They say long distance relationships don’t work. They’re right. It’s one of life’s certainties, that it’s all destined to end in uncomfortable estrangement.

Yet I once thought differently about long distance love. Sure, I was young with naive dreams of open waters and shimmering sunsets, she was just a blistered cargo ship. But I’d pull her hulking steel hull close as we passed vast continents and forget the world. Then I found out she had a wharf in every port where she’d be filled to the beams. That dirty bitch.

What I’m trying to say is that when you move to a new country and leave loved ones behind it gets complicated. And your relationship with Scottish football is no different.

Things will never change you repeat over and over before walking away. We made it through harder times than this. The Mouldmaster years, the Skol Cup finals more difficult to watch than a Susan Boyle skin flick. I’ll never forget you. And you mean it all. God you mean it all. But temptation always finds you.

You turn up wide-eyed in your new surroundings. And then they set upon your good intentions like dogs.

Here in Melbourne they break you down in subtle ways. It’s not just the saturation factor in a sports mad city that treats Aussie rules football like a religion. Here they even try to make you question your sexuality. Pre-season the media will bombard you with images of taut, tanned men dousing impressive physiques with water. When winter comes it’s all footage of players wading into freezing seas in tiny shorts to warm-down after games.

Aussie blokes, who do blokiness pretty darn well, slap their members on the table and shout incessantly at each other about disposals, shots inside 50, best on ground. Then they insult you and what you left behind. They call it soccer. They ridicule that sometimes there isn’t even a goal scored, while they see one kicked almost every 10 seconds.

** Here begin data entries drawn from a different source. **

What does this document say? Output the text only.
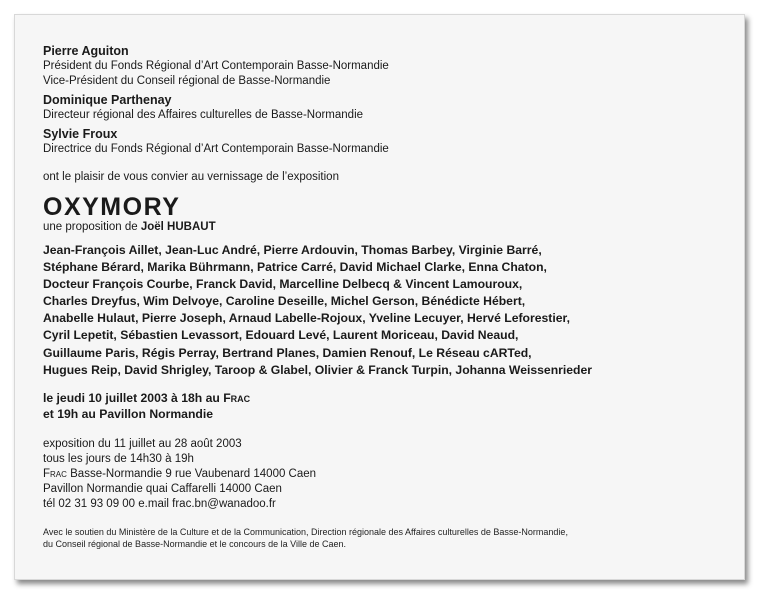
Pierre Aguiton
Président du Fonds Régional d’Art Contemporain Basse-Normandie
Vice-Président du Conseil régional de Basse-Normandie
Dominique Parthenay
Directeur régional des Affaires culturelles de Basse-Normandie
Sylvie Froux
Directrice du Fonds Régional d’Art Contemporain Basse-Normandie
ont le plaisir de vous convier au vernissage de l’exposition
OXYMORY
une proposition de Joël HUBAUT
Jean-François Aillet, Jean-Luc André, Pierre Ardouvin, Thomas Barbey, Virginie Barré,
Stéphane Bérard, Marika Bührmann, Patrice Carré, David Michael Clarke, Enna Chaton,
Docteur François Courbe, Franck David, Marcelline Delbecq & Vincent Lamouroux,
Charles Dreyfus, Wim Delvoye, Caroline Deseille, Michel Gerson, Bénédicte Hébert,
Anabelle Hulaut, Pierre Joseph, Arnaud Labelle-Rojoux, Yveline Lecuyer, Hervé Leforestier,
Cyril Lepetit, Sébastien Levassort, Edouard Levé, Laurent Moriceau, David Neaud,
Guillaume Paris, Régis Perray, Bertrand Planes, Damien Renouf, Le Réseau cARTed,
Hugues Reip, David Shrigley, Taroop & Glabel, Olivier & Franck Turpin, Johanna Weissenrieder
le jeudi 10 juillet 2003 à 18h au Frac
et 19h au Pavillon Normandie
exposition du 11 juillet au 28 août 2003
tous les jours de 14h30 à 19h
Frac Basse-Normandie 9 rue Vaubenard 14000 Caen
Pavillon Normandie quai Caffarelli 14000 Caen
tél 02 31 93 09 00 e.mail frac.bn@wanadoo.fr
Avec le soutien du Ministère de la Culture et de la Communication, Direction régionale des Affaires culturelles de Basse-Normandie,
du Conseil régional de Basse-Normandie et le concours de la Ville de Caen.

But you rise above it and try to resist. They don’t understand true beauty, you tell yourself. I’ve always got Jim Delahunt and his pickled eyebrow-raising on Press Box. Jim Duffy will never let me down. But then he does. And so does the product you’ve loved and defended.

Maybe, I’ve been away too long. Maybe the 2am kick-offs are just getting to a father of two. Maybe all that temptation is just proving too much. But why is that watching Scottish football these days feels like a slow and painful death?

With the quality dropping that once intimate relationship now resembles the aftermath of a tragic car crash in which your true love’s legs have been mangled beyond repair. Sure, for a time the bond grows stronger in adversity. But then the frustration creeps in. You resent the removal of that physical connection and the chance to get physical. And you start hating her for the fact she can’t even fucking walk.

There is of course now a very real chance that the Setanta implosion can stop all the pain. No more Crocker, no more SPL broadcast deal. No more glimpses of what you left behind with wild promises. Euthanasia it seems is now a live chance.

But somehow you just know you’ll still be there sitting in the dark in just your pants scouring the web for any kind of torrent link from China to the big game at Fir Park, praying that some ned with entrepreneurial skills has set their mobile phone to video and slung it up on to the main stand when no one is looking.

Because no matter how hard it gets, you know you just can’t live without it.